Witnessing others being praised for honesty, meanwhile, and nonpunitive appeals for the truth — for example, “If you tell the truth, I will be really pleased with you” — promotes honest behavior, Professors Lee and Talwar have found.
So does a simple promise. Multiple studies have shown that children as old as 16 are less likely to lie about their misdeeds, and the misdeeds of others, after pledging to tell the truth, a result that has been replicated widely. The psychologist Angela Evans has also found that children are less likely to peek at the toy while the researcher is out of the room if they promise not to. Curiously, this works even with children who don’t know the meaning of the word “promise.” Merely securing a verbal agreement — “I will tell the truth” — does the trick. By the end of infancy, it would seem, children already grasp the significance of making a verbal commitment to another person.
As for those childhood morality tales, you might want to skip the more ominous ones. Professor Lee and others have found that reading stories to children about the perils of deceit, such as “The Boy Who Cried Wolf” and “Pinocchio,” fails to discourage them from lying. Reading them the story of George Washington and the cherry tree, on the other hand, in which truthfulness is met with approval, does reduce lying, albeit to a modest degree. The key to fostering honest behavior, Professor Lee and his colleagues argue, is positive messaging — emphasizing the benefits of honesty rather than the drawbacks of deception.
You can also simply pay kids to be honest. In research involving 5- and 6-year-olds, Professor Lee and his colleagues attached a financial incentive to telling the truth about a misdeed. Lying earned children $2, while confessing won them anywhere from nothing to $8. The research question was: How much does the truth cost? When honesty paid nothing, four out of five children lied. Curiously, that number barely budged when the payout was raised to $2.

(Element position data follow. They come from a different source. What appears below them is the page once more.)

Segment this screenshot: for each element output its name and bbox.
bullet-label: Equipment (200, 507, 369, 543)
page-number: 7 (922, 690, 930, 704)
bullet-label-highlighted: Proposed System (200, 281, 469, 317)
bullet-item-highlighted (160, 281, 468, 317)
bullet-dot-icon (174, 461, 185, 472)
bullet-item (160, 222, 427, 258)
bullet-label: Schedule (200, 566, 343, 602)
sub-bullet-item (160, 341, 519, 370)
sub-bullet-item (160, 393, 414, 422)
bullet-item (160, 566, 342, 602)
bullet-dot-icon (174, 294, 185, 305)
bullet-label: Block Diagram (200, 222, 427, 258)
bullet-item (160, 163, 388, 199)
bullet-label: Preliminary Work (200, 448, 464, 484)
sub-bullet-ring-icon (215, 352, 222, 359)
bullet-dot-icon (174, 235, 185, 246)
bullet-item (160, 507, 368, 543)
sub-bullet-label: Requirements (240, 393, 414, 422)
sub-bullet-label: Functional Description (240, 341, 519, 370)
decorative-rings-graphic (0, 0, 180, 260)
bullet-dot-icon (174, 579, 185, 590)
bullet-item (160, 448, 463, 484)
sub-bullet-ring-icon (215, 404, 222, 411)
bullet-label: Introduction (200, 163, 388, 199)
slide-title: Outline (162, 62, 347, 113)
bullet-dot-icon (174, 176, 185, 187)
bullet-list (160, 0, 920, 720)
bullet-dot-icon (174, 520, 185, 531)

But when honesty was compensated at 1.5 times the value of lying — $3 rather than $2 — the scales tipped in favor of the truth. Honesty can be bought, in other words, but at a premium. The absolute dollar amount is irrelevant, Professor Lee has found. What matters is the relative value — the honesty-to-dishonesty exchange rate, so to speak.
“Their decision to lie is very tactical,” Professor Lee said. “Children are thinking in terms of the ratio.” Smart kids, indeed.